In contrast to Saudi Arabia, US pressure for a compromise has cooled relations with the Obama administration. Speakers at the Bahrain conference under the auspices of the University of Bahrain included conservative former US ambassador to the United Nations John Bolton and Dan Burton, a Republican from Indiana who was until January head of the US House of Representatives Foreign Affairs Committee, but no Obama administration officials or spokesmen for the opposition. In fact pro-government newspapers referred to the US president as “Ayatollah” Obama.

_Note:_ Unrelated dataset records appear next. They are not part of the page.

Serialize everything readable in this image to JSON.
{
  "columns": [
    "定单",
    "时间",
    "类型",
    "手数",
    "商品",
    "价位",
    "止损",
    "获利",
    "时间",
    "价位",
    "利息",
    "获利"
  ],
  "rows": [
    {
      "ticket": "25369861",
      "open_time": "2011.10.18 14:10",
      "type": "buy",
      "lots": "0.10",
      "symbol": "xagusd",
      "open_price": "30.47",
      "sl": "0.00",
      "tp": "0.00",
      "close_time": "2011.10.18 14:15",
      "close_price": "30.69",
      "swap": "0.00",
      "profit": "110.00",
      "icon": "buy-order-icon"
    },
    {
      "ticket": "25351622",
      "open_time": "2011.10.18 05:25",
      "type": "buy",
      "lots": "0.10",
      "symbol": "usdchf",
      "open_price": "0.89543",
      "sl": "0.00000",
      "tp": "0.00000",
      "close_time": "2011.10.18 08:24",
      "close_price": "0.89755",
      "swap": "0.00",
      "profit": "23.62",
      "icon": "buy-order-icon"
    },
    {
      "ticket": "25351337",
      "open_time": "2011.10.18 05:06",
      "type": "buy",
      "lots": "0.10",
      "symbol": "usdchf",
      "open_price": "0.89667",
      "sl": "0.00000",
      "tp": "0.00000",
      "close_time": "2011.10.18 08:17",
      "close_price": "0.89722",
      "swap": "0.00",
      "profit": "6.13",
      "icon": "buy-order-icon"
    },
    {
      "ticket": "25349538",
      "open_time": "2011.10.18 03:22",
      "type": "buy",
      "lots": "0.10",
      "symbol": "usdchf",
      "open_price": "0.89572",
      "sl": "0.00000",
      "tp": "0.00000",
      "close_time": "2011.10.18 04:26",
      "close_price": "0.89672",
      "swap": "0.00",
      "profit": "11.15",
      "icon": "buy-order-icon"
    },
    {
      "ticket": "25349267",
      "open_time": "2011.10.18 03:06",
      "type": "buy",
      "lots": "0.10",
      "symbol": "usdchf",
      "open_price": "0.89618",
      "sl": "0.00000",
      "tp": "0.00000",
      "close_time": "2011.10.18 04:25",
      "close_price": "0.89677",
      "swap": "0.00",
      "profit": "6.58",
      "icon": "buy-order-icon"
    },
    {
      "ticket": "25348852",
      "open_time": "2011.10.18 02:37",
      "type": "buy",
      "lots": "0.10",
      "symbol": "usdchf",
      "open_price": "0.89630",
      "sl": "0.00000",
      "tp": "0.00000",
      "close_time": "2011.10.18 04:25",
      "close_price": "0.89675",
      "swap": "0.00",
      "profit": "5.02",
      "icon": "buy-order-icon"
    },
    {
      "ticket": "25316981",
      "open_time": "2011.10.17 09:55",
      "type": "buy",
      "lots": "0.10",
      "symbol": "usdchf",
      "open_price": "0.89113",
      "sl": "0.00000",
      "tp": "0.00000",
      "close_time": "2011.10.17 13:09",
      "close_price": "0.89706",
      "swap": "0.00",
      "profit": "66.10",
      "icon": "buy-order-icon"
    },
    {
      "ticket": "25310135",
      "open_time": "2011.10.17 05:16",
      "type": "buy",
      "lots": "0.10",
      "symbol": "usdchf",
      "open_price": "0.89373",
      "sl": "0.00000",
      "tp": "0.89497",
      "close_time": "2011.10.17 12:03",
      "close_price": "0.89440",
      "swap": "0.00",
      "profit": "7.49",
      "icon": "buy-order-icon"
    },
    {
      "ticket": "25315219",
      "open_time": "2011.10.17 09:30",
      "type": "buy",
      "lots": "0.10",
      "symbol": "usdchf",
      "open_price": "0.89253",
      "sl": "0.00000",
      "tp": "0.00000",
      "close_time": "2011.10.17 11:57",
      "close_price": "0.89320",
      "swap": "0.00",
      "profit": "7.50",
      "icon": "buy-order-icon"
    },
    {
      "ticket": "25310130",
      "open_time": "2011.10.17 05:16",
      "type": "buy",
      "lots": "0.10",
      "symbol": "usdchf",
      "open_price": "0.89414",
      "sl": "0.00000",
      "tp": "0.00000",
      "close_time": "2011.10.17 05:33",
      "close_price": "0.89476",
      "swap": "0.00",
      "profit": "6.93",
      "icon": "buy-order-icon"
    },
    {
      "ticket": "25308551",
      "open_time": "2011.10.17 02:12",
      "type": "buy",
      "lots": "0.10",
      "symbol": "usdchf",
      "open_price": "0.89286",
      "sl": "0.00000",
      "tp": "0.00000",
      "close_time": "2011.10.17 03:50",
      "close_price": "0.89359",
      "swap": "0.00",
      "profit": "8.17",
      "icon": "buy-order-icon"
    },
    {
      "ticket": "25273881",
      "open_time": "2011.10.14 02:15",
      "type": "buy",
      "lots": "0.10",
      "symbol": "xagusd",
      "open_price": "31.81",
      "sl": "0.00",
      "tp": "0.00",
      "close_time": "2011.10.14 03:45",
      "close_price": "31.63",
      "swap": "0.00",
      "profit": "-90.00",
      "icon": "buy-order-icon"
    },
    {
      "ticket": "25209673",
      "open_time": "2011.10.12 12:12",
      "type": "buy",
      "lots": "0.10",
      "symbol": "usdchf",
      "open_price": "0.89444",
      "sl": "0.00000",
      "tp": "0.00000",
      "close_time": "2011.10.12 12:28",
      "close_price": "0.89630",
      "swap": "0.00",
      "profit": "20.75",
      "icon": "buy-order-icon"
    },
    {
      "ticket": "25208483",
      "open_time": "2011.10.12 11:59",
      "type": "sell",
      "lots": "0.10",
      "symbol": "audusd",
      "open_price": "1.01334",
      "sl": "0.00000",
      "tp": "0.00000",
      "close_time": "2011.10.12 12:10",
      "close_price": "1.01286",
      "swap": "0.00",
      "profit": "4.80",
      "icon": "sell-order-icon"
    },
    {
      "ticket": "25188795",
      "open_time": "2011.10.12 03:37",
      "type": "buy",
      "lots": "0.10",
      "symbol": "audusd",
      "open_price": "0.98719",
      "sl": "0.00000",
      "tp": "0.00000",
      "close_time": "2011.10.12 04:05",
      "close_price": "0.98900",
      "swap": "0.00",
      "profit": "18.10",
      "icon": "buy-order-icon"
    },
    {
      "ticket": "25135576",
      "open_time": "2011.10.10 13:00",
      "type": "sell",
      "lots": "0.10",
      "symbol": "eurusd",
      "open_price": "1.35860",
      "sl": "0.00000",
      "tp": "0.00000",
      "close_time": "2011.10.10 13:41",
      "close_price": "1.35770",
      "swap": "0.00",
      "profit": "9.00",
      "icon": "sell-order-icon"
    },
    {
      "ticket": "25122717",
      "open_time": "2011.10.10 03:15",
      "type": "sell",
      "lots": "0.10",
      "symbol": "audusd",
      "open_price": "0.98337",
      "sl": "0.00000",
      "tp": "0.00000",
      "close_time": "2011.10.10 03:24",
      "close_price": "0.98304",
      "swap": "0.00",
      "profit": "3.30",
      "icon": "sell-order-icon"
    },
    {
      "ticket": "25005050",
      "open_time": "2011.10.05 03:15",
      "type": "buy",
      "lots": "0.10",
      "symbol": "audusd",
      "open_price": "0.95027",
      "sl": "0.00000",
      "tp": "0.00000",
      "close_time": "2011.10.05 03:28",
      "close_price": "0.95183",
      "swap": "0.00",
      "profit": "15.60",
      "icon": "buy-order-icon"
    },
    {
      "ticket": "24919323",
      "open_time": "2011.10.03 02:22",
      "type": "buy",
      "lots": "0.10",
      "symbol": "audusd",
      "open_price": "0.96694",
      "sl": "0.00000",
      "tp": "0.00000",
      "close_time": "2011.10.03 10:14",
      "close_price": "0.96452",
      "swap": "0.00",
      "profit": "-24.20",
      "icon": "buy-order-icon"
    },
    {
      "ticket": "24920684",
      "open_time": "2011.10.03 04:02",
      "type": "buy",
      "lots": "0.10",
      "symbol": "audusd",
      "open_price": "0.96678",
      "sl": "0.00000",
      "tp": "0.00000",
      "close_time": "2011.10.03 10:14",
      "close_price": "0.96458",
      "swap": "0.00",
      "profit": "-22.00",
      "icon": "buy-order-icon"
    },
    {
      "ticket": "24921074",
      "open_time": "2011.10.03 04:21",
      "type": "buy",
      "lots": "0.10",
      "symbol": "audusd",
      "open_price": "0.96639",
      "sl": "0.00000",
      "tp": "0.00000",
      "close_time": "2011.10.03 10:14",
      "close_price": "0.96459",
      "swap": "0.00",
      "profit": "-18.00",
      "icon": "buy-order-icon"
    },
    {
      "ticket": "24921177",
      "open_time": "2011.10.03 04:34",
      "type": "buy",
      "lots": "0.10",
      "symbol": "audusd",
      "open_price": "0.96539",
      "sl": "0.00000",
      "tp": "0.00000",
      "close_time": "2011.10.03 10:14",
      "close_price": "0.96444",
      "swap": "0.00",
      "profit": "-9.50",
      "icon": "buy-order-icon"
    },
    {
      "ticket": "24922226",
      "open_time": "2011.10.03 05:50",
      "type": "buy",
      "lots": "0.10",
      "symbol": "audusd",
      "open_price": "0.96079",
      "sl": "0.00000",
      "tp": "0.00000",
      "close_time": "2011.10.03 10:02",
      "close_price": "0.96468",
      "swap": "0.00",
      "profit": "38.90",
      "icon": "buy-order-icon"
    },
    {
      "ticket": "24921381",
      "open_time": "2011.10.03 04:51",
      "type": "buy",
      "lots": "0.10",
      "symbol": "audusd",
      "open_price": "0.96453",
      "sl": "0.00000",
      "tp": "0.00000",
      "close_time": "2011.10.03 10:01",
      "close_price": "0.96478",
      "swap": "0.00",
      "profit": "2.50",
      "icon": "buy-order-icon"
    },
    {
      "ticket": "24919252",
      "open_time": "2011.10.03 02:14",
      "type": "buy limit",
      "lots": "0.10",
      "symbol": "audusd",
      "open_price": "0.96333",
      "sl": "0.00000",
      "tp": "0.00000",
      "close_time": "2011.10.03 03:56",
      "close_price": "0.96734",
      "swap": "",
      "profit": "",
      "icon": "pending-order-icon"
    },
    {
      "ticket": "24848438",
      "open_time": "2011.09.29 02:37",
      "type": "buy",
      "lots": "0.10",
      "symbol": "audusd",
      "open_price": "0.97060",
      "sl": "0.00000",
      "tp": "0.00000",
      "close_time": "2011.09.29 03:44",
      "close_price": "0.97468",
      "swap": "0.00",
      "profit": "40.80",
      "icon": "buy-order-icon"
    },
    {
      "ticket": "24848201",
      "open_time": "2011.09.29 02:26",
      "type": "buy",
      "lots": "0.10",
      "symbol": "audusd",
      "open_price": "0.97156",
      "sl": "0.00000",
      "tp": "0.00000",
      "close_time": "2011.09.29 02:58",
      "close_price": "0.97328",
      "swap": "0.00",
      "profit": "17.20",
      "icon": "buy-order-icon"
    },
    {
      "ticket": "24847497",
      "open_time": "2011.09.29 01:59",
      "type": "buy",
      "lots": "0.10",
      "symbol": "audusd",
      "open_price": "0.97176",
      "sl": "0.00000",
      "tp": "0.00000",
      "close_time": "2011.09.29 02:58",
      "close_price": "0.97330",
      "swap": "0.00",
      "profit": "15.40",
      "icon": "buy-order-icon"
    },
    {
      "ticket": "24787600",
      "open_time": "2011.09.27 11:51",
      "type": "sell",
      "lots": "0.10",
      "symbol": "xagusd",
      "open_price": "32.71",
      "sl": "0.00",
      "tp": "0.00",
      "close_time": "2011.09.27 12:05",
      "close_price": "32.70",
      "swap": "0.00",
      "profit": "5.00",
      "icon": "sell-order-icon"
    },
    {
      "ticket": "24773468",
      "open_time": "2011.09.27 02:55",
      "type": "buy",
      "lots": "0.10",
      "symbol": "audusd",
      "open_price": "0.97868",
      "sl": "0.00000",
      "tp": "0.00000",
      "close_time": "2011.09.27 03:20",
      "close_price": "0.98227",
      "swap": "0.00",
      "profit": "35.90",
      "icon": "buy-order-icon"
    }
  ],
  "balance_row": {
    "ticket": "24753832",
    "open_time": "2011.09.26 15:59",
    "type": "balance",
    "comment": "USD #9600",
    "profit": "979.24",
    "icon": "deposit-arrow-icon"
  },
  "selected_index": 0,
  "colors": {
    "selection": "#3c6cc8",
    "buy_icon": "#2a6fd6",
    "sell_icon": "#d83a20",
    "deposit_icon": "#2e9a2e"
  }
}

To be sure, Bahraini concern about Iranian encouragement of dissent is not without reason. As early as in the first year of the 1979 Islamic revolution, Iran hosted a miniscule group that called for the liberation of Bahrain. Moreover, Iran’s decades-old occupation of three islands in the Gulf that are claimed by the United Arab Emirates, inspires little confidence in its designs for the region.
Nevertheless, with talks in Kazakhstan in early April between the five members of the UN Security Council plus Germany and Iran over the Islamic republic’s nuclear program producing little progress, Iranian officials labour under the psychological impact of international isolation and hard-hitting sanctions. The impact is obvious in the regime’s increasing pervasiveness, its fear-inspired penchant for control, a preference among officials for monologue rather than dialogue, and a dread of foreigners reminiscent of the former Soviet Union and North Korea.
Foreign academics invited to the Bandar Abbas conference encountered among senior Iranian officials and scholars a self-righteous bunker mentality and a bazaar merchant's penchant for deception and half-truths. In a break with a culture that prides itself on its diplomatic, artistic and gastronomic sophistication, officials and clerics embarked on diatribes of at times crude propaganda. Iranian speakers played up Iran's role as a regional power, the strategic geography of Shia Muslims in oil and water-rich parts of the Gulf, the discrimination suffered by Shias in countries like Saudi Arabia and Bahrain and the alleged subservience to the United States of wealthy Gulf states who blame Iran for stirrings of unrest within their own borders.
Foreign ministry officials and associated think tank figures used their role as moderators to rudely cut off their foreign guests so that they could embark on a drumroll of lengthy, highly politicized and ideological speeches. The degree of control became further obvious when several foreign participants who ventured into town on a shopping spree were intercepted by security officials allegedly for their own protection.
Foreigners are not the only ones to run afoul of the regime’s suspicions and bunker mentality. Ahmad Shaheed, the United Nations’ monitor for human rights in Iran, warned in a report last month that the crackdown was intended to stymie potential protests linked to the upcoming election. Iran brutally suppressed protests in the wake of its 2009 presidential election. Iranians say that the government in recent weeks has established absolute control of access to the Internet, making impossible circumvention of censorship with specialised software.
With tension building on both shores of the Gulf, the stakes are high for regional governments as well as the international community as they could threaten shipping in the Straits of Hormuz as well as create domestic turmoil in both the Gulf states and Iran. As a young Iranian soccer fan sums up the situation: “Its bubbling at the surface. Who knows if or when something will erupt?”